Millennium Challenge 02 was subsequently written up as a vindication of Rumsfeld’s “military transformation.” On that basis -- with no one paying any more mind to Van Riper (who in April called openly for Rumsfeld’s resignation) than they did to Army Chief of Staff Eric Shinseki when he pointed out that hundreds of thousands of troops would be needed to occupy Iraq -- the “transformational” invasion was launched, with all its predictably catastrophic results.

The Millennium Challenge 02 war games were already underway when, late that July, Sir Richard Dearlove, head of MI6 (the British equivalent of the CIA), returned to London from high-level meetings in Washington. Dearlove reported to Prime Minister Tony Blair that the decision for war in Iraq had already been made by the Bush administration and (in what is now a memorable phrase, having been leaked to the British press) “the intelligence and facts were being fixed around the policy.”

So they “fixed” the intelligence and, Van Riper’s experience shows, they also “fixed” the plans for the war itself. And in the months and years since then, there isn’t much that hasn’t been fixed in a similar manner.
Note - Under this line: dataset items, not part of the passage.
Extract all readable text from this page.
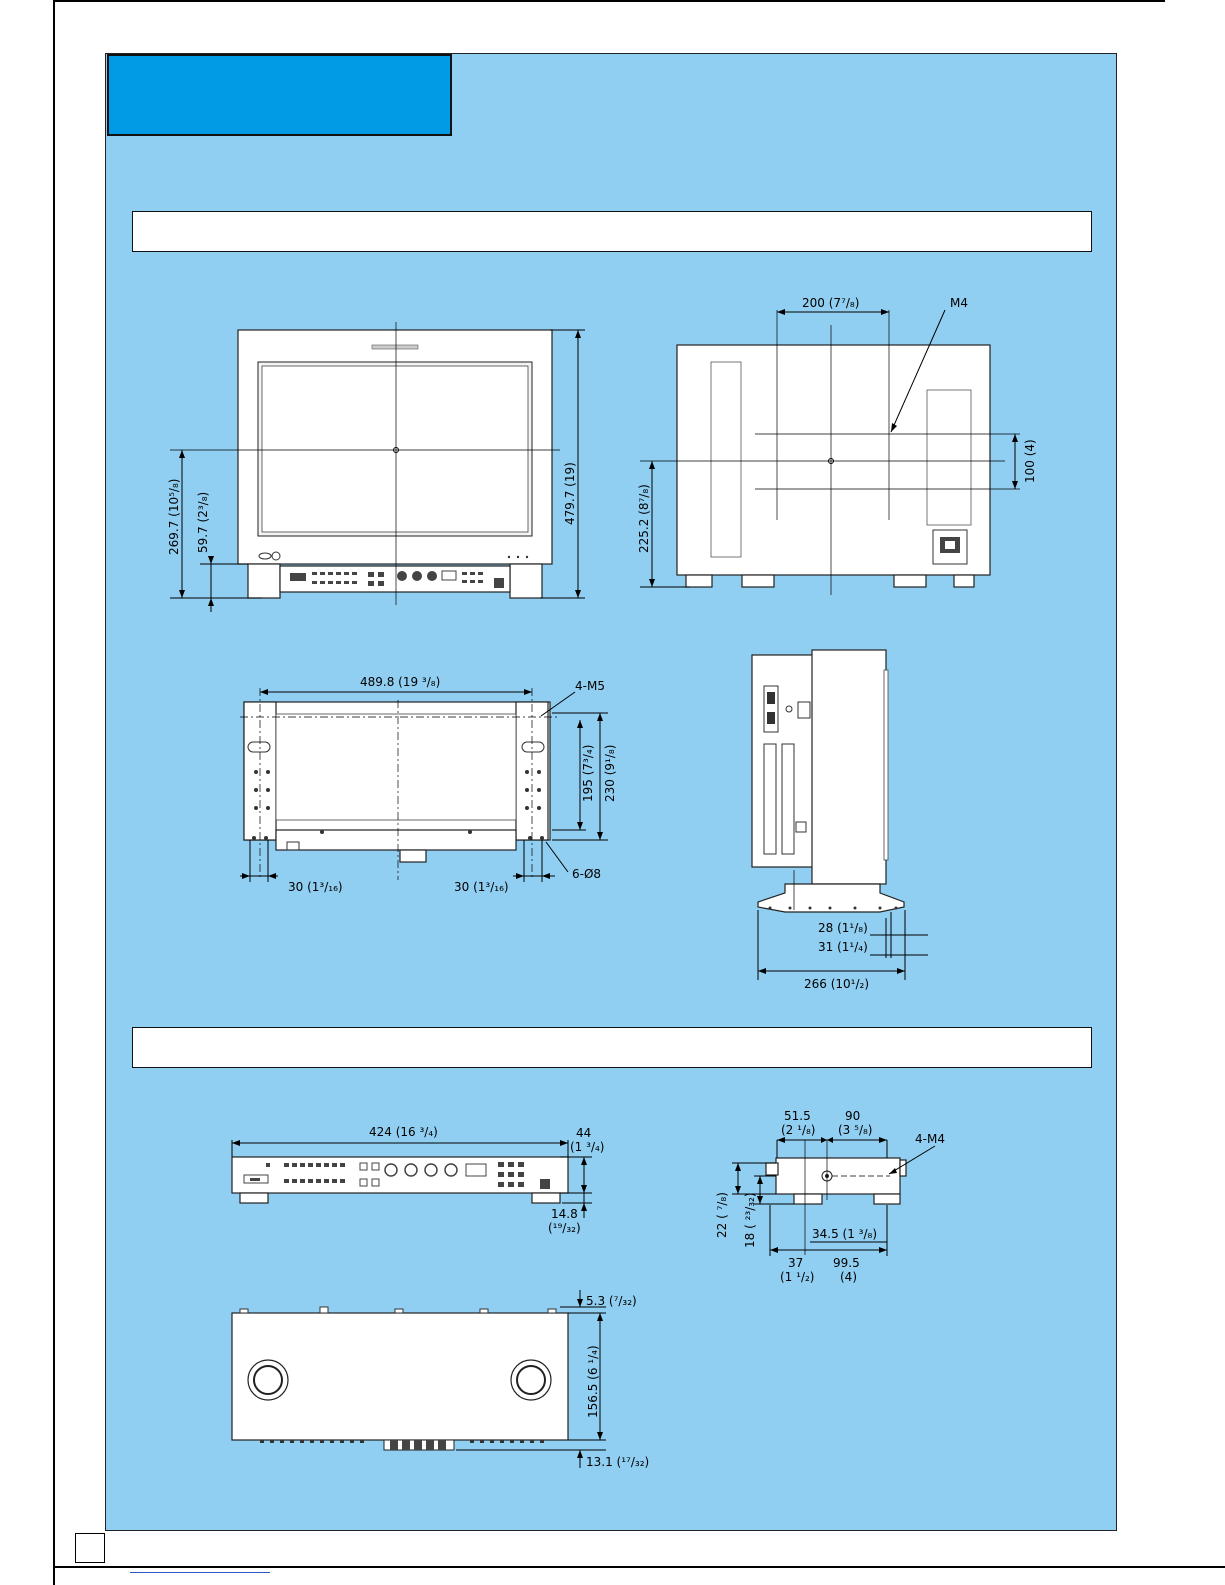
479.7 (19)
269.7 (10⁵/₈) 59.7 (2³/₈)
200 (7⁷/₈)	M4
100 (4)
225.2 (8⁷/₈)
489.8 (19 ³/₈)	4-M5
195 (7³/₄) 230 (9¹/₈)
30 (1³/₁₆)	30 (1³/₁₆)
6-Ø8
28 (1¹/₈)
31 (1¹/₄)
266 (10¹/₂)
424 (16 ³/₄)	44
(1 ³/₄)
14.8
(¹⁹/₃₂)
51.5
(2 ¹/₈)
90
(3 ⁵/₈)
4-M4
22 ( ⁷/₈) 18 ( ²³/₃₂)	34.5 (1 ³/₈)
37
(1 ¹/₂)
99.5
(4)
5.3 (⁷/₃₂)
156.5 (6 ¹/₄)
13.1 (¹⁷/₃₂)
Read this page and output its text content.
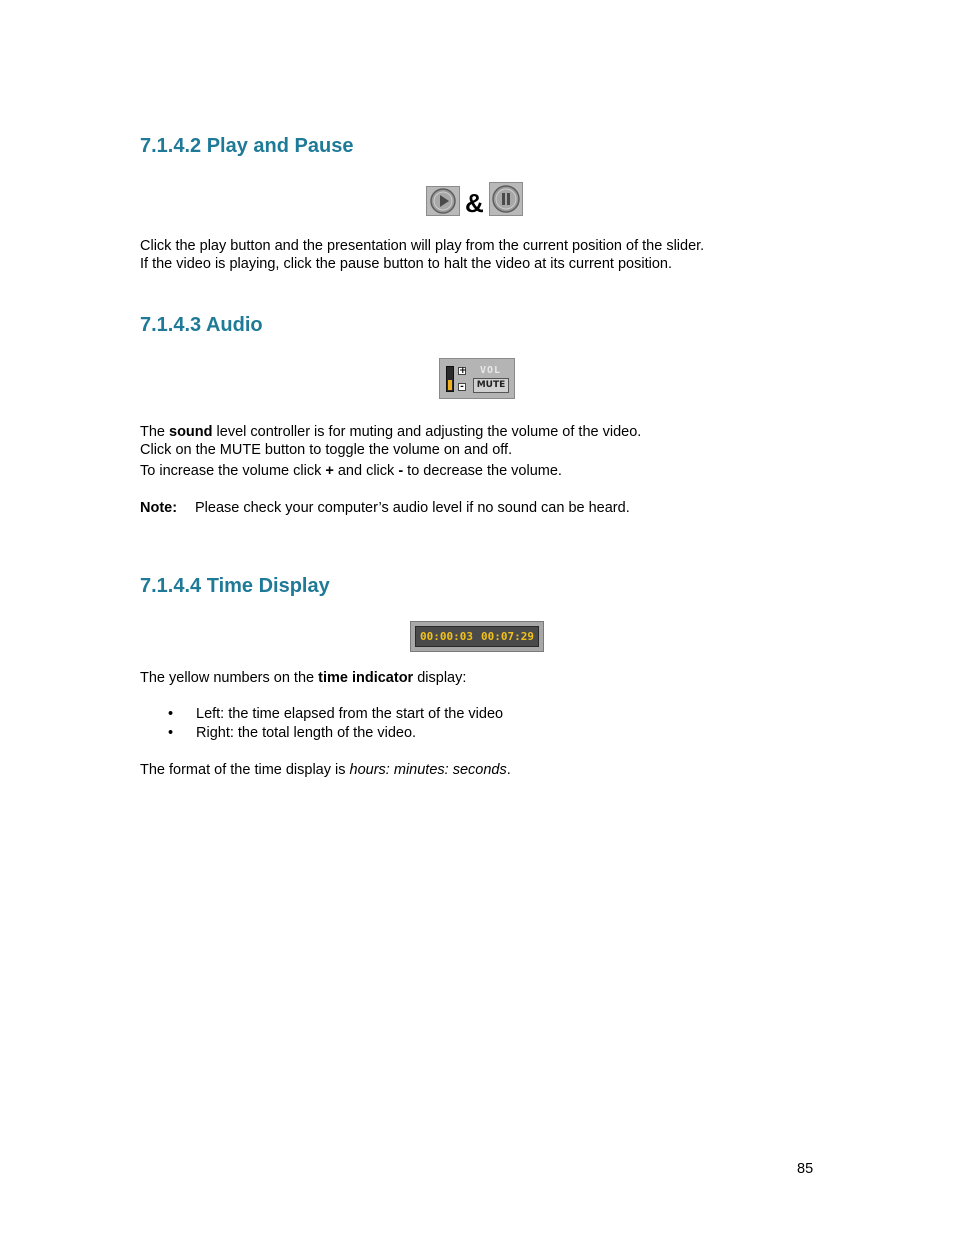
7.1.4.2 Play and Pause
&

Click the play button and the presentation will play from the current position of the slider.

If the video is playing, click the pause button to halt the video at its current position.

7.1.4.3 Audio
+
-
VOL
MUTE

The sound level controller is for muting and adjusting the volume of the video.

Click on the MUTE button to toggle the volume on and off.

To increase the volume click + and click - to decrease the volume.

Note: Please check your computer’s audio level if no sound can be heard.

7.1.4.4 Time Display
00:00:03 00:07:29

The yellow numbers on the time indicator display:

• Left: the time elapsed from the start of the video
• Right: the total length of the video.

The format of the time display is hours: minutes: seconds.

85
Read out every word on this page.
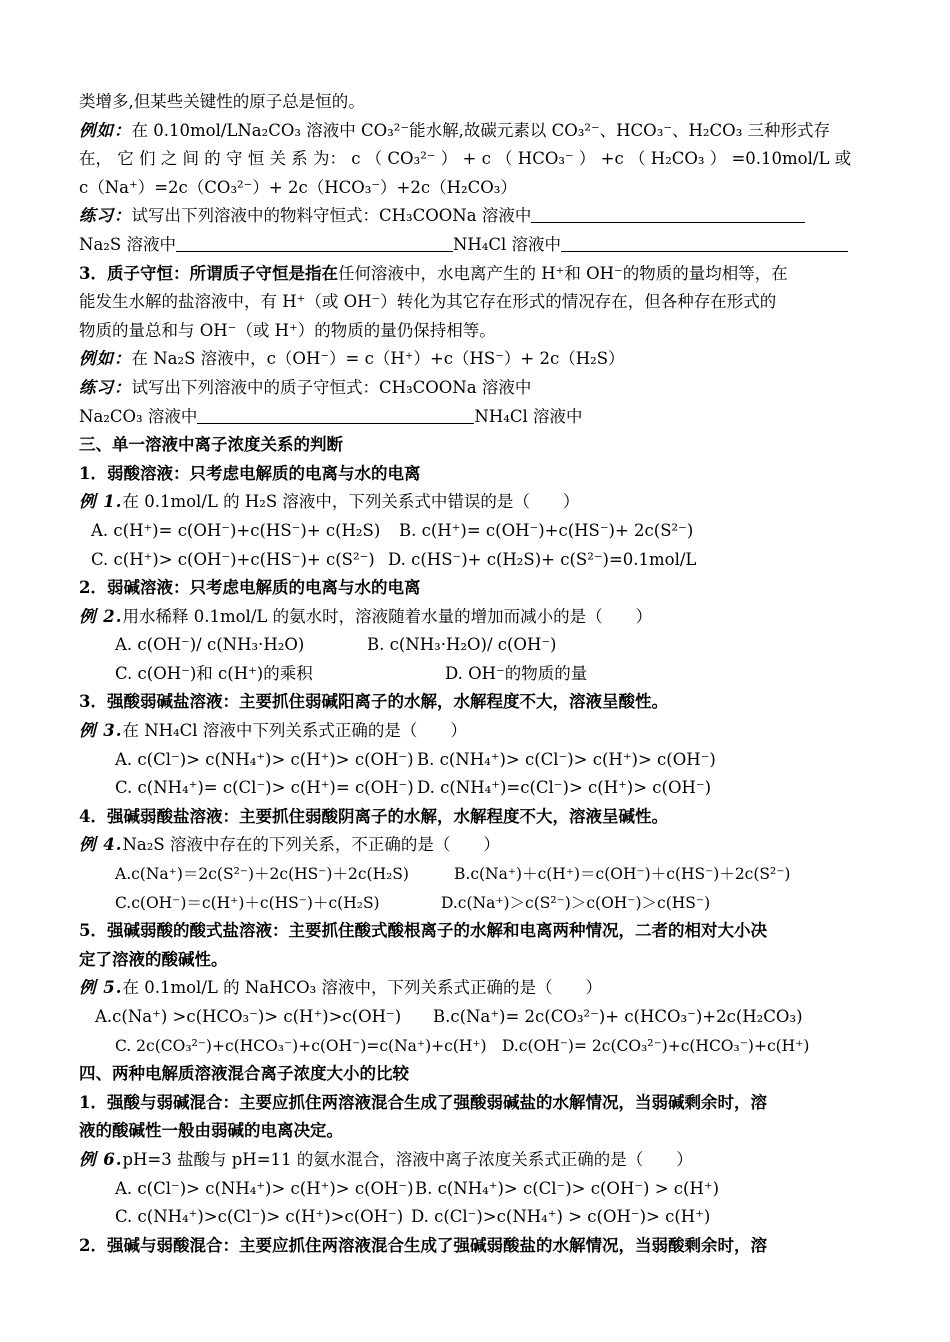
类增多,但某些关键性的原子总是恒的。
例如：在 0.10mol/LNa₂CO₃ 溶液中 CO₃²⁻能水解,故碳元素以 CO₃²⁻、HCO₃⁻、H₂CO₃ 三种形式存
在， 它 们 之 间 的 守 恒 关 系 为： c （ CO₃²⁻ ） + c （ HCO₃⁻ ） +c （ H₂CO₃ ） =0.10mol/L 或
c（Na⁺）=2c（CO₃²⁻）+ 2c（HCO₃⁻）+2c（H₂CO₃）
练习：试写出下列溶液中的物料守恒式：CH₃COONa 溶液中
Na₂S 溶液中	NH₄Cl 溶液中
3．质子守恒：所谓质子守恒是指在任何溶液中，水电离产生的 H⁺和 OH⁻的物质的量均相等，在
能发生水解的盐溶液中，有 H⁺（或 OH⁻）转化为其它存在形式的情况存在，但各种存在形式的
物质的量总和与 OH⁻（或 H⁺）的物质的量仍保持相等。
例如：在 Na₂S 溶液中，c（OH⁻）= c（H⁺）+c（HS⁻）+ 2c（H₂S）
练习：试写出下列溶液中的质子守恒式：CH₃COONa 溶液中
Na₂CO₃ 溶液中	NH₄Cl 溶液中
三、单一溶液中离子浓度关系的判断
1．弱酸溶液：只考虑电解质的电离与水的电离
例 1.在 0.1mol/L 的 H₂S 溶液中，下列关系式中错误的是（　　）
A. c(H⁺)= c(OH⁻)+c(HS⁻)+ c(H₂S) B. c(H⁺)= c(OH⁻)+c(HS⁻)+ 2c(S²⁻)
C. c(H⁺)> c(OH⁻)+c(HS⁻)+ c(S²⁻) D. c(HS⁻)+ c(H₂S)+ c(S²⁻)=0.1mol/L
2．弱碱溶液：只考虑电解质的电离与水的电离
例 2.用水稀释 0.1mol/L 的氨水时，溶液随着水量的增加而减小的是（　　）
A. c(OH⁻)/ c(NH₃·H₂O)	B. c(NH₃·H₂O)/ c(OH⁻)
C. c(OH⁻)和 c(H⁺)的乘积	D. OH⁻的物质的量
3．强酸弱碱盐溶液：主要抓住弱碱阳离子的水解，水解程度不大，溶液呈酸性。
例 3.在 NH₄Cl 溶液中下列关系式正确的是（　　）
A. c(Cl⁻)> c(NH₄⁺)> c(H⁺)> c(OH⁻) B. c(NH₄⁺)> c(Cl⁻)> c(H⁺)> c(OH⁻)
C. c(NH₄⁺)= c(Cl⁻)> c(H⁺)= c(OH⁻) D. c(NH₄⁺)=c(Cl⁻)> c(H⁺)> c(OH⁻)
4．强碱弱酸盐溶液：主要抓住弱酸阴离子的水解，水解程度不大，溶液呈碱性。
例 4.Na₂S 溶液中存在的下列关系，不正确的是（　　）
A.c(Na⁺)＝2c(S²⁻)＋2c(HS⁻)＋2c(H₂S)	B.c(Na⁺)＋c(H⁺)＝c(OH⁻)＋c(HS⁻)＋2c(S²⁻)
C.c(OH⁻)＝c(H⁺)＋c(HS⁻)＋c(H₂S)	D.c(Na⁺)＞c(S²⁻)＞c(OH⁻)＞c(HS⁻)
5．强碱弱酸的酸式盐溶液：主要抓住酸式酸根离子的水解和电离两种情况，二者的相对大小决
定了溶液的酸碱性。
例 5.在 0.1mol/L 的 NaHCO₃ 溶液中，下列关系式正确的是（　　）
A.c(Na⁺) >c(HCO₃⁻)> c(H⁺)>c(OH⁻) B.c(Na⁺)= 2c(CO₃²⁻)+ c(HCO₃⁻)+2c(H₂CO₃)
C. 2c(CO₃²⁻)+c(HCO₃⁻)+c(OH⁻)=c(Na⁺)+c(H⁺) D.c(OH⁻)= 2c(CO₃²⁻)+c(HCO₃⁻)+c(H⁺)
四、两种电解质溶液混合离子浓度大小的比较
1．强酸与弱碱混合：主要应抓住两溶液混合生成了强酸弱碱盐的水解情况，当弱碱剩余时，溶
液的酸碱性一般由弱碱的电离决定。
例 6.pH=3 盐酸与 pH=11 的氨水混合，溶液中离子浓度关系式正确的是（　　）
A. c(Cl⁻)> c(NH₄⁺)> c(H⁺)> c(OH⁻) B. c(NH₄⁺)> c(Cl⁻)> c(OH⁻) > c(H⁺)
C. c(NH₄⁺)>c(Cl⁻)> c(H⁺)>c(OH⁻) D. c(Cl⁻)>c(NH₄⁺) > c(OH⁻)> c(H⁺)
2．强碱与弱酸混合：主要应抓住两溶液混合生成了强碱弱酸盐的水解情况，当弱酸剩余时，溶
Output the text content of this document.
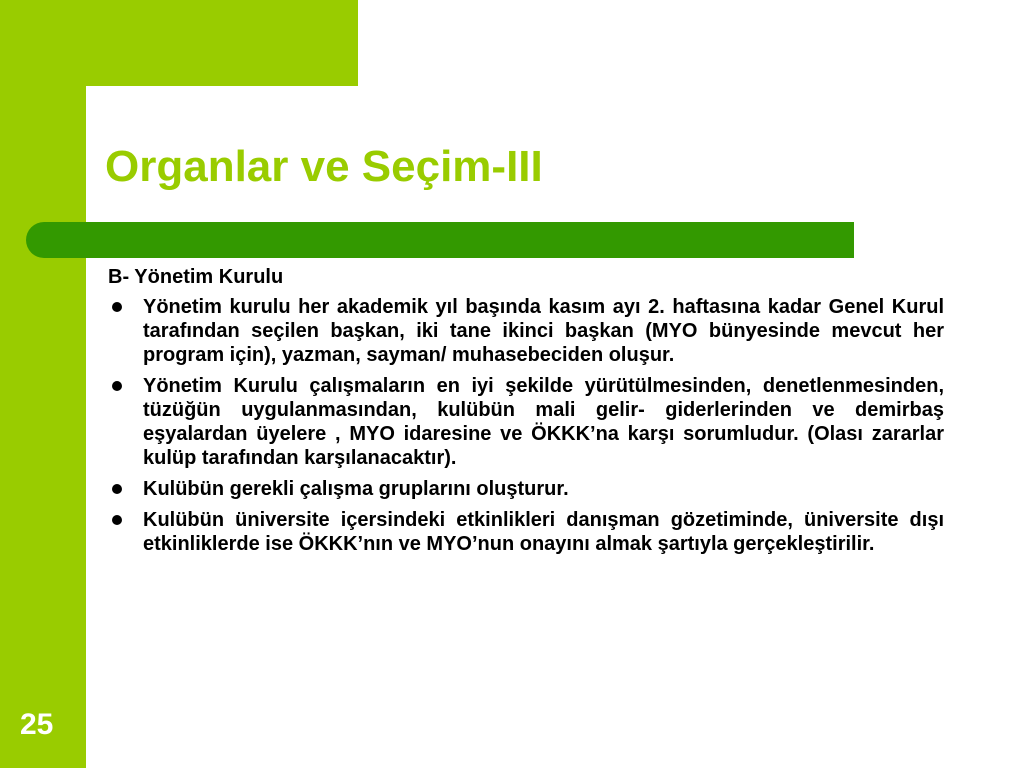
Organlar ve Seçim-III

B- Yönetim Kurulu

Yönetim kurulu her akademik yıl başında kasım ayı 2. haftasına kadar Genel Kurul tarafından seçilen başkan, iki tane ikinci başkan (MYO bünyesinde mevcut her program için), yazman, sayman/ muhasebeciden oluşur.
Yönetim Kurulu çalışmaların en iyi şekilde yürütülmesinden, denetlenmesinden, tüzüğün uygulanmasından, kulübün mali gelir- giderlerinden ve demirbaş eşyalardan üyelere , MYO idaresine ve ÖKKK’na karşı sorumludur. (Olası zararlar kulüp tarafından karşılanacaktır).
Kulübün gerekli çalışma gruplarını oluşturur.
Kulübün üniversite içersindeki etkinlikleri danışman gözetiminde, üniversite dışı etkinliklerde ise ÖKKK’nın ve MYO’nun onayını almak şartıyla gerçekleştirilir.
25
Only recently, James A. Baker III’s Iraq Study Group report described gross underreporting of violence in Iraq by U.S. intelligence officials; in one case, only 93 “attacks or significant acts of violence” were officially recorded on a day when the number was actually well above 1,000.

And even the Iraq Study Group was fixed. Before they began, Baker and his cohorts ensured that while the group would be filled with notable movers and shakers from numerous previous administrations, there would be no outspoken representatives of the point of view that a majority of Americans have by now come to believe -- that there should be an actual withdrawal of all U.S. forces from Iraq on a set timeline.

You would not, for instance, find retired Lt. Gen. William E. Odom, who has openly called for the U.S. to “cut and run” from Iraq, on the panel. Despite the report’s harsh descriptions of failed policy and some perfectly sane suggestions, it dismissed the idea of such a withdrawal out of hand -- because such a dismissal was built into the group’s very makeup.

When you control both sides of a war game or the range of opinion on a panel, you can generally rest assured of the results you’re going to get. Unfortunately, you can’t always fix reality itself, which has a tendency to remain obdurately, passionately, irascibly unconquerable.